Among the 7 CpG sites found in literature, we found hypermethylation in cg15079934 was associated with liver cancer which was consistent with previous study [17]. There were discrepancies between the literature and our study in the direction of methylation associated with HCC which could be attributed to many factors including differences in population location, HBV status, and different leukocyte proportions. However, hypermethylation at cg15079934 (annotated to LSP1) was associated with HCC among patients with liver cirrhosis [17], suggesting that this DNA methylation marker might be potentially used as marker of HCC. Low expression of LSP1 was correlated with poor clinicopathological features such as large tumor size, and advanced tumor-node-metastasis (TNM) stage in HCC tumors [33]. Another explanation for the discrepancy between our findings and prior studies is the model adjustments and computational methods used in our and prior studies. In the prior two studies used Wilcoxon signed-rank, while we use linear regression models in the EWAS analysis.

There are several limitations in our study. First, the major limitation of our study is the lack of data on HBV and HCV infection in participants in the Strong Heart Study. As HBV and HCV are common causes of liver cancer, knowing the infection status of participants could inform further research. Second, more granular measures of alcohol consumption, as an established risk factor, were not available for the majority of the study population, which may contribute to residual confounding. Due to the exclusion criteria, it is possible that the study population contains a lower proportion of individuals who smoke or drink alcohol, as those behavioral risk factors are associated with both liver cancer and cardiovascular disease. Other limitations of this study include the limited number of liver cancer cases and lack of a validation cohort. In addition, the HRs were standardized by a one standard deviation (SD) increase in methylation (beta value) to control for the small sample size and outliers, resulting in difficulty interpreting the results.
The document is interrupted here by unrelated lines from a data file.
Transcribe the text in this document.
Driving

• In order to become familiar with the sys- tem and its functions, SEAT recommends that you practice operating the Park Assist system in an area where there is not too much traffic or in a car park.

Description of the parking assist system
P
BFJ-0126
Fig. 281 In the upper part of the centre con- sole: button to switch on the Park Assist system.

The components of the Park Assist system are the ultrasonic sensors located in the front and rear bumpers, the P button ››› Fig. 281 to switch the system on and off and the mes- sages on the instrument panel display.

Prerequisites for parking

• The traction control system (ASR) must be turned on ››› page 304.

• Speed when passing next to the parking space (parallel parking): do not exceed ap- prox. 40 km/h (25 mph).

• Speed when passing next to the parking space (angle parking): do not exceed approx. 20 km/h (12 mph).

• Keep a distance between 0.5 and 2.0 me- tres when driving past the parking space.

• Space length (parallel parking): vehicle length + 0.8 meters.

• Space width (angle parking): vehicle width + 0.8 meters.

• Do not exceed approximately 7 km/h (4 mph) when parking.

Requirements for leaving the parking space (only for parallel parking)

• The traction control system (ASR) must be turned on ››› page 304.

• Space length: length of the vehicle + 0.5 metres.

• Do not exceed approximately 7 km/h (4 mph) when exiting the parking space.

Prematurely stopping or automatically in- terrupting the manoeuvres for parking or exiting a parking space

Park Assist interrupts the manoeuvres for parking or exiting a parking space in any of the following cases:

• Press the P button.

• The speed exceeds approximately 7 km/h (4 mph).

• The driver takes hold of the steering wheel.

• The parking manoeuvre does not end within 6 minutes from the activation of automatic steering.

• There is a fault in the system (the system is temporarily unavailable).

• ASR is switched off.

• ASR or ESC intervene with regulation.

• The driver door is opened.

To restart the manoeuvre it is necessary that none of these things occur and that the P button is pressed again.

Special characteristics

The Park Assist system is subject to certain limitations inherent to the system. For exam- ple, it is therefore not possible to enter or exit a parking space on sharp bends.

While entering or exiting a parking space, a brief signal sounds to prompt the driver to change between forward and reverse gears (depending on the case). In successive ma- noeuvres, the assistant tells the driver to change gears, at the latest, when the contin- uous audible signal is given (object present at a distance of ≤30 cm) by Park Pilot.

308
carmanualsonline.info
However, to our best knowledge, this is the first and the largest cohort study focusing on an American Indian population. Our study is particularly important because of an increasing trend of liver cancer among American Indians and Alaska Natives [34]. We provide evidence that aberrant methylation in leukocyte DNA is associated with increased risk of liver cancer, suggesting the potential use of DNA methylation as a marker for identifying high-risk individuals. Moreover, the focus on American Indian populations helps to promote inclusion for peoples historically excluded from scientific and medical research. Centering American Indian populations supports health equity, as we aim for our research to help in mitigation and prevention of liver cancer. The main study population in the Strong Heart Study included 4549 men and women. Our study only used information from 2350 participants and excluded participants for several reason including without sufficient urine sample for metal determination and with cardiovascular disease [22]. As the exclusion criteria were not related to cancer outcome, it is unlikely that the findings from our current study can be explained by selection bias.

In summary, our EWAS of liver cancer suggests that DNA methylation may be associated with liver cancer and circulating leukocyte profiles may be altered before liver cancer. These conclusions should be validated by a larger study with a larger sample size of liver cancer cases.